Mads Kiilerich mads at kiilerich.com
Thu Nov 27 20:52:41 UTC 2008


Tom Horsley wrote:
> The trouble is, it is really easy to understand why people
> could grow to hate ALSA. It is way too low level. For instance
> to get a DVD played with the digital sound directly routed
> out of the SP/DIF interface on my motherboard, I have to
> say this:
>
> amixer set IEC958 unmute
> amixer set 'IEC958 Playback AC97-SPSA' 0
> amixer set 'IEC958 Playback Source' PCM
> exec mplayer dvd://1 -alang en -ao alsa:device=hw=0.0 -ac hwdts,hwac3, \
> -monitoraspect 16:9 -fs
>
> That is one heck of a lot of cryptic gibberish when what I ought
> to be able to do is click a button somewhere that says "Hey! Send
> the already encoded digital audio to the digital audio interface".
> (Like I can do in Windows, for instance :-).
>
> The problem is, pulseaudio doesn't seem to be solving problems
> like this. I can at least spend six weeks searching the web
> to finally come up with the gibberish I need to make ALSA work
> for this, but as yet, there appears to be no way to make pulseaudio
> talk to anything except one primary pair of stereo speakers, and
> if you have more audio options than that, forget it.
>   

You seem to know what you are talking about, so you are probably right. 
If you just want to connect one audio source directly and thus 
exclusively with one audio device and know how to do it then you don't 
want pulseaudio.

Pulseaudio wants to help you managing your audio - and does that by 
managing it for you and mixing all your audio sources and redirecting to 
your audio devices. Take it or leave it. Pulseaudio makes it easy to 
redirect wherever you want and mix all your audio. But if you don't want 
mixing then you don't want pulseaudio.

Yes, we probably also need better documentation of how to disable 
pulseaudio. But the topic of this thread was how to help and support 
pulseaudio. Disabling pulseaudio is the last resort answer to that 
question - and in some cases the right answer.

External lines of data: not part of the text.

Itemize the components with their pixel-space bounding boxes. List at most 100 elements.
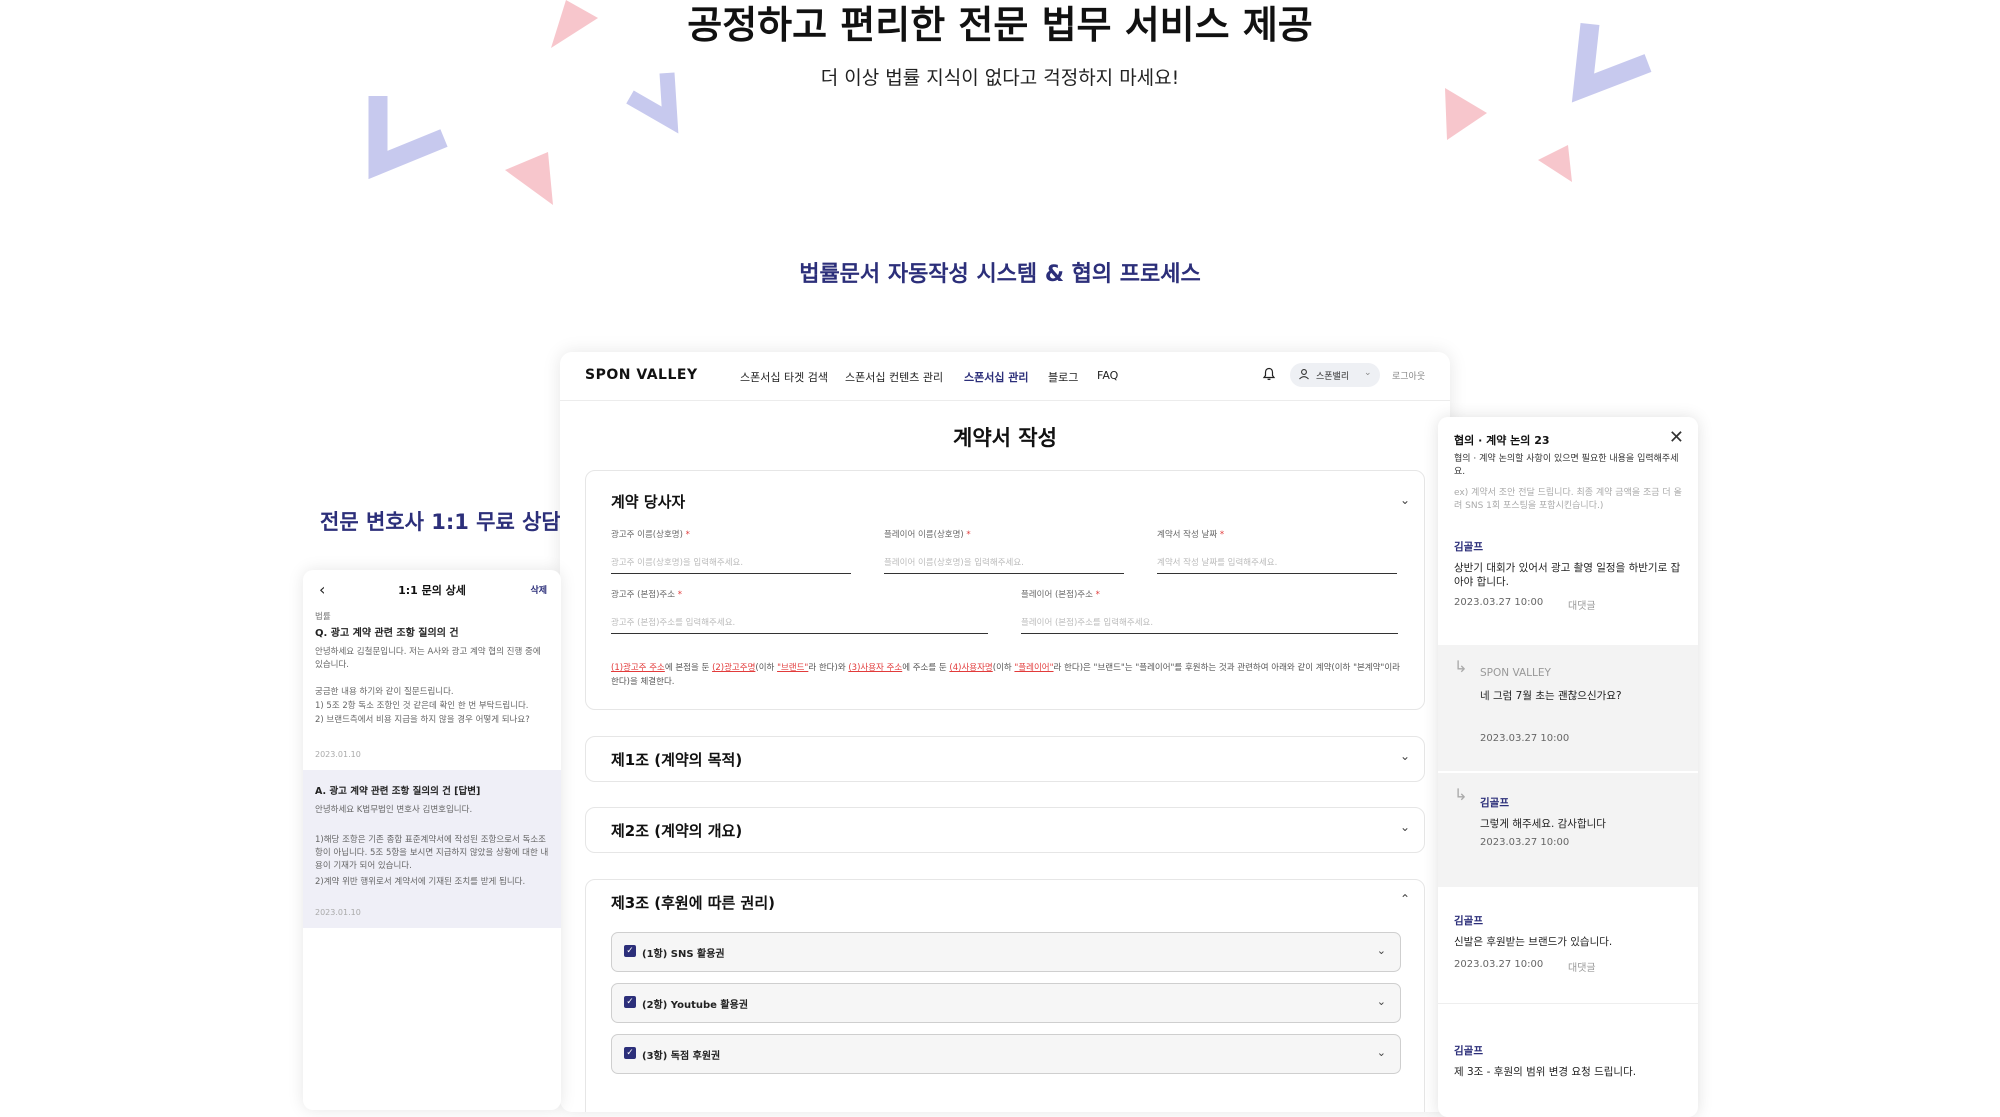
- chat-description: 협의 · 계약 논의할 사항이 있으면 필요한 내용을 입력해주세요.: [1454, 454, 1679, 477]
- inquiry-body: 궁금한 내용 하기와 같이 질문드립니다.: [315, 687, 454, 697]
- chat-input-hint[interactable]: ex) 계약서 조안 전달 드립니다. 최종 계약 금액을 조금 더 올려 SN…: [1454, 487, 1684, 513]
- article-2-panel[interactable]: 제2조 (계약의 개요) ⌄: [585, 807, 1425, 853]
- inquiry-title: 1:1 문의 상세: [398, 584, 466, 597]
- nav-item-content-manage[interactable]: 스폰서십 컨텐츠 관리: [845, 369, 943, 385]
- message-text: 그렇게 해주세요. 감사합니다: [1480, 818, 1606, 830]
- message-text: 신발은 후원받는 브랜드가 있습니다.: [1454, 936, 1613, 948]
- parties-title: 계약 당사자: [611, 493, 686, 511]
- nav-item-faq[interactable]: FAQ: [1097, 369, 1118, 382]
- close-icon[interactable]: ✕: [1669, 427, 1684, 448]
- sub-item-sns[interactable]: ✓ (1항) SNS 활용권 ⌄: [611, 932, 1401, 972]
- answer-title: A. 광고 계약 관련 조항 질의의 건 [답변]: [315, 786, 481, 797]
- deco-triangle-pink: [1445, 88, 1487, 140]
- chat-message: 김골프 제 3조 - 후원의 범위 변경 요청 드립니다.: [1438, 1003, 1698, 1103]
- reply-arrow-icon: ↳: [1454, 657, 1468, 676]
- delete-button[interactable]: 삭제: [530, 583, 547, 596]
- inquiry-date: 2023.01.10: [315, 750, 361, 759]
- inquiry-question: Q. 광고 계약 관련 조항 질의의 건: [315, 628, 459, 639]
- chevron-down-icon: ⌄: [1364, 368, 1372, 378]
- answer-date: 2023.01.10: [315, 908, 361, 917]
- parties-panel: 계약 당사자 ⌄ 광고주 이름(상호명) * 광고주 이름(상호명)을 입력해주…: [585, 470, 1425, 710]
- section-title: 법률문서 자동작성 시스템 & 협의 프로세스: [799, 262, 1201, 287]
- chevron-down-icon[interactable]: ⌄: [1400, 820, 1410, 834]
- sub-item-label: (2항) Youtube 활용권: [642, 1000, 749, 1011]
- answer-block: A. 광고 계약 관련 조항 질의의 건 [답변] 안녕하세요 K법무법인 변호…: [303, 770, 561, 928]
- chat-message-nested: ↳ 김골프 그렇게 해주세요. 감사합니다 2023.03.27 10:00: [1438, 773, 1698, 887]
- sub-item-label: (1항) SNS 활용권: [642, 949, 725, 960]
- logo[interactable]: SPON VALLEY: [585, 367, 698, 383]
- top-nav: SPON VALLEY 스폰서십 타겟 검색 스폰서십 컨텐츠 관리 스폰서십 …: [560, 352, 1450, 401]
- message-author: SPON VALLEY: [1480, 667, 1551, 679]
- message-author: 김골프: [1454, 915, 1483, 927]
- article-2-title: 제2조 (계약의 개요): [611, 822, 743, 840]
- form-title: 계약서 작성: [953, 426, 1057, 450]
- answer-body: 1)해당 조항은 기존 종합 표준계약서에 작성된 조항으로서 독소조항이 아닙…: [315, 835, 549, 871]
- hero-subtitle: 더 이상 법률 지식이 없다고 걱정하지 마세요!: [820, 67, 1180, 89]
- advertiser-address-label: 광고주 (본점)주소 *: [611, 590, 683, 600]
- player-address-input[interactable]: 플레이어 (본점)주소를 입력해주세요.: [1021, 616, 1398, 634]
- contract-date-label: 계약서 작성 날짜 *: [1157, 530, 1225, 540]
- message-text: 제 3조 - 후원의 범위 변경 요청 드립니다.: [1454, 1066, 1637, 1078]
- article-3-panel: 제3조 (후원에 따른 권리) ⌃ ✓ (1항) SNS 활용권 ⌄ ✓ (2항…: [585, 879, 1425, 1112]
- message-author: 김골프: [1480, 797, 1509, 809]
- contract-clause-text: (1)광고주 주소에 본점을 둔 (2)광고주명(이하 "브랜드"라 한다)와 …: [611, 663, 1400, 687]
- player-address-label: 플레이어 (본점)주소 *: [1021, 590, 1100, 600]
- sub-item-exclusive[interactable]: ✓ (3항) 독점 후원권 ⌄: [611, 1034, 1401, 1074]
- message-time: 2023.03.27 10:00: [1454, 959, 1544, 970]
- deco-triangle-pink: [1538, 145, 1572, 182]
- inquiry-body: 2) 브랜드측에서 비용 지급을 하지 않을 경우 어떻게 되나요?: [315, 715, 530, 725]
- player-name-label: 플레이어 이름(상호명) *: [884, 530, 971, 540]
- chat-title: 협의 · 계약 논의 23: [1454, 434, 1550, 447]
- contract-date-input[interactable]: 계약서 작성 날짜를 입력해주세요.: [1157, 556, 1397, 574]
- nav-item-sponsorship-manage[interactable]: 스폰서십 관리: [964, 369, 1029, 385]
- message-text: 네 그럼 7월 초는 괜찮으신가요?: [1480, 690, 1622, 702]
- chevron-down-icon[interactable]: ⌄: [1377, 1046, 1386, 1059]
- chevron-down-icon[interactable]: ⌄: [1400, 749, 1410, 763]
- sub-item-youtube[interactable]: ✓ (2항) Youtube 활용권 ⌄: [611, 983, 1401, 1023]
- negotiation-chat-card: 협의 · 계약 논의 23 ✕ 협의 · 계약 논의할 사항이 있으면 필요한 …: [1438, 417, 1698, 1117]
- chat-message-nested: ↳ SPON VALLEY 네 그럼 7월 초는 괜찮으신가요? 2023.03…: [1438, 645, 1698, 771]
- message-author: 김골프: [1454, 541, 1483, 553]
- chat-message: 김골프 신발은 후원받는 브랜드가 있습니다. 2023.03.27 10:00…: [1438, 887, 1698, 1004]
- message-text: 상반기 대회가 있어서 광고 촬영 일정을 하반기로 잡아야 합니다.: [1454, 562, 1681, 588]
- reply-button[interactable]: 대댓글: [1568, 597, 1596, 612]
- message-time: 2023.03.27 10:00: [1480, 837, 1570, 848]
- inquiry-category: 법률: [315, 612, 331, 622]
- bell-icon[interactable]: [1262, 367, 1276, 381]
- consult-title: 전문 변호사 1:1 무료 상담: [320, 510, 561, 534]
- answer-body: 2)계약 위반 행위로서 계약서에 기재된 조치를 받게 됩니다.: [315, 877, 526, 887]
- article-1-panel[interactable]: 제1조 (계약의 목적) ⌄: [585, 736, 1425, 782]
- advertiser-name-input[interactable]: 광고주 이름(상호명)을 입력해주세요.: [611, 556, 851, 574]
- checkbox-checked-icon[interactable]: ✓: [624, 996, 636, 1008]
- article-1-title: 제1조 (계약의 목적): [611, 751, 743, 769]
- chevron-down-icon[interactable]: ⌄: [1400, 493, 1410, 507]
- sub-item-label: (3항) 독점 후원권: [642, 1051, 721, 1062]
- deco-chevron-lavender: [368, 96, 448, 180]
- inquiry-body: 안녕하세요 김철문입니다. 저는 A사와 광고 계약 협의 진행 중에 있습니다…: [315, 647, 541, 670]
- user-icon: [1299, 369, 1309, 380]
- article-3-title: 제3조 (후원에 따른 권리): [611, 894, 776, 912]
- message-time: 2023.03.27 10:00: [1480, 733, 1570, 744]
- nav-item-blog[interactable]: 블로그: [1048, 369, 1078, 385]
- advertiser-name-label: 광고주 이름(상호명) *: [611, 530, 690, 540]
- message-author: 김골프: [1454, 1045, 1483, 1057]
- player-name-input[interactable]: 플레이어 이름(상호명)을 입력해주세요.: [884, 556, 1124, 574]
- checkbox-checked-icon[interactable]: ✓: [624, 945, 636, 957]
- hero-title: 공정하고 편리한 전문 법무 서비스 제공: [687, 3, 1313, 47]
- logout-link[interactable]: 로그아웃: [1392, 369, 1425, 382]
- user-name: 스폰밸리: [1316, 372, 1350, 382]
- chevron-down-icon[interactable]: ⌄: [1377, 944, 1386, 957]
- inquiry-detail-card: ‹ 1:1 문의 상세 삭제 법률 Q. 광고 계약 관련 조항 질의의 건 안…: [303, 570, 561, 1110]
- contract-form-card: SPON VALLEY 스폰서십 타겟 검색 스폰서십 컨텐츠 관리 스폰서십 …: [560, 352, 1450, 1112]
- advertiser-address-input[interactable]: 광고주 (본점)주소를 입력해주세요.: [611, 616, 988, 634]
- chevron-up-icon[interactable]: ⌃: [1400, 892, 1410, 906]
- reply-button[interactable]: 대댓글: [1568, 959, 1596, 974]
- checkbox-checked-icon[interactable]: ✓: [624, 1047, 636, 1059]
- answer-body: 안녕하세요 K법무법인 변호사 김변호입니다.: [315, 805, 473, 815]
- nav-item-target-search[interactable]: 스폰서십 타겟 검색: [740, 369, 828, 385]
- chat-message: 김골프 상반기 대회가 있어서 광고 촬영 일정을 하반기로 잡아야 합니다. …: [1438, 529, 1698, 645]
- message-time: 2023.03.27 10:00: [1454, 597, 1544, 608]
- inquiry-body: 1) 5조 2항 독소 조항인 것 같은데 확인 한 번 부탁드립니다.: [315, 701, 529, 711]
- chevron-down-icon[interactable]: ⌄: [1377, 995, 1386, 1008]
- user-menu[interactable]: 스폰밸리 ⌄: [1290, 363, 1380, 387]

If you guys want better support for systems without pulseaudio or better 
alternatives to pulseaudio then you have to contribute to that. 
Criticizing pulseaudio won't make it go away.

> Combine that with the fact that pulseaudio appears to be desperate
> to solve some kind of problem I not only don't have, but can't
> understand, and "yum erase pulseaudio" is far and away my best
> option.
>   

FWIW I don't have your problem. But I use and appreciate the features 
described in the rationale on 
https://fedoraproject.org/wiki/Releases/FeaturePulseaudio. Let's make 
sure Fedora keeps working for both usecases!